Photography also came of age in the mid-1800s, and it didn’t take long for smutty photos to trickle onto the streets of Victorian England, usually in the form of postcards. Think of them as sexy souvenirs, like: “I went to London, and all I got was this lousy photo of a guy with a seriously impressive mustache fucking a woman in a frilly bonnet.”
Historian Kate Lister, author of A Curious History of Sex, has written widely about the jerk-off material of the time. “Women are cumming all over the place. There’s ‘cream’ aplenty, and squirting,” she told Vice back in 2017. According to Lister, doctors of the time believed a woman could only get pregnant if she had an orgasm, so the women in these postcards look like they’re having a great time — and often together. In one postcard, a trio of good-time gals slide down their lacy bloomers for a precarious-looking three-way, which involves balancing on ornate, floral armchairs.
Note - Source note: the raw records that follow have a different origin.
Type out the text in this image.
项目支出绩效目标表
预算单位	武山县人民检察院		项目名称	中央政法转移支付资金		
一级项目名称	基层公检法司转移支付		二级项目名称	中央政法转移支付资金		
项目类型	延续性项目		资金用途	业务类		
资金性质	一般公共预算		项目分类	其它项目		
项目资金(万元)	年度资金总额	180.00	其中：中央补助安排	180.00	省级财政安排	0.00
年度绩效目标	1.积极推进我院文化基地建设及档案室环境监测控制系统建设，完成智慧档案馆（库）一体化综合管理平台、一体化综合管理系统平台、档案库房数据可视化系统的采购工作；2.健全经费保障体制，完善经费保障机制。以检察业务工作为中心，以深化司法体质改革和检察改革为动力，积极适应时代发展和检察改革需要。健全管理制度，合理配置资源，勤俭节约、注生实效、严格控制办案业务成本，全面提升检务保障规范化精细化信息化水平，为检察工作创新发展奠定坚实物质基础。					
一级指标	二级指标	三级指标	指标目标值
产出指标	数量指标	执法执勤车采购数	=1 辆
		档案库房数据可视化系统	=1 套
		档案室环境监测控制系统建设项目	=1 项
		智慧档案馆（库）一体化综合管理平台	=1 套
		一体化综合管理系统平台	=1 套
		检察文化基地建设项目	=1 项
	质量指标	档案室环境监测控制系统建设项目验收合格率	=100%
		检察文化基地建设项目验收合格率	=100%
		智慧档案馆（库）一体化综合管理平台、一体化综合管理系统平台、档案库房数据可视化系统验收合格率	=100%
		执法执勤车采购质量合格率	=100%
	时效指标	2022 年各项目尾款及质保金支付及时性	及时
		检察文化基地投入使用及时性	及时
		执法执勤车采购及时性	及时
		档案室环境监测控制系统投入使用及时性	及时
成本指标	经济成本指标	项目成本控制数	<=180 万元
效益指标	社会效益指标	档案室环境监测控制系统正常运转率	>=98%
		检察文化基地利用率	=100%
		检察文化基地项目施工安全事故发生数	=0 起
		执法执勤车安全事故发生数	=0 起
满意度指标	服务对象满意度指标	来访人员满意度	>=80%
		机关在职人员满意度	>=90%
It’s worth mentioning sexuality here, too. For most of the Victorian era, male homosexuality was punishable by death in the U.K., and the high-profile witch hunts of men like Oscar Wilde made it clear that guy-on-guy sex was strictly not allowed. Yet the law shied away from female homosexuality. There’s a myth that Queen Victoria thought “ladies did not do such things”; whatever the real reason, no laws ever mentioned lesbian sex by name, which makes the lesbian scenes on these Victorian postcards even more interesting.
Finally, there’s Victorian erotica. The best-known example is a short-lived but lovingly digitized NSFW magazine named The Pearl, which ran for 18 issues (around two years) before being shut down by the police. These tongue-in-cheek smut mags stuck two fingers up to religion and morality — the first issue includes “Amen,” a four-line poem that opens with: “Oh! Cunt is a kingdom and prick is its lord” — and were printed for the so-called Society of Vice.
The issues are available to read online, and they cover a whole gamut of kink, including spanking, gang bangs and XXX nursery rhymes to ruin your childhood favorites. Unfortunately, plenty of them are extremely racist, too. As the British Empire expanded rapidly in the late 19th century, countries were colonized and their cultures cherry-picked and exported as exotic trends. Naturally, this bled into porn; there’s even a Pearl section named “A Taste for Foreigners.” It’s exactly what you’d expect.
Porn was heavily censored at the time, and some pretty groundbreaking titles were banned for decades before being reissued. These include horny memoirs like My Secret Life. That said, modern porn studios have busied themselves creating remakes of the sex scenes within them, bringing the best of the past to the present — petticoats and all.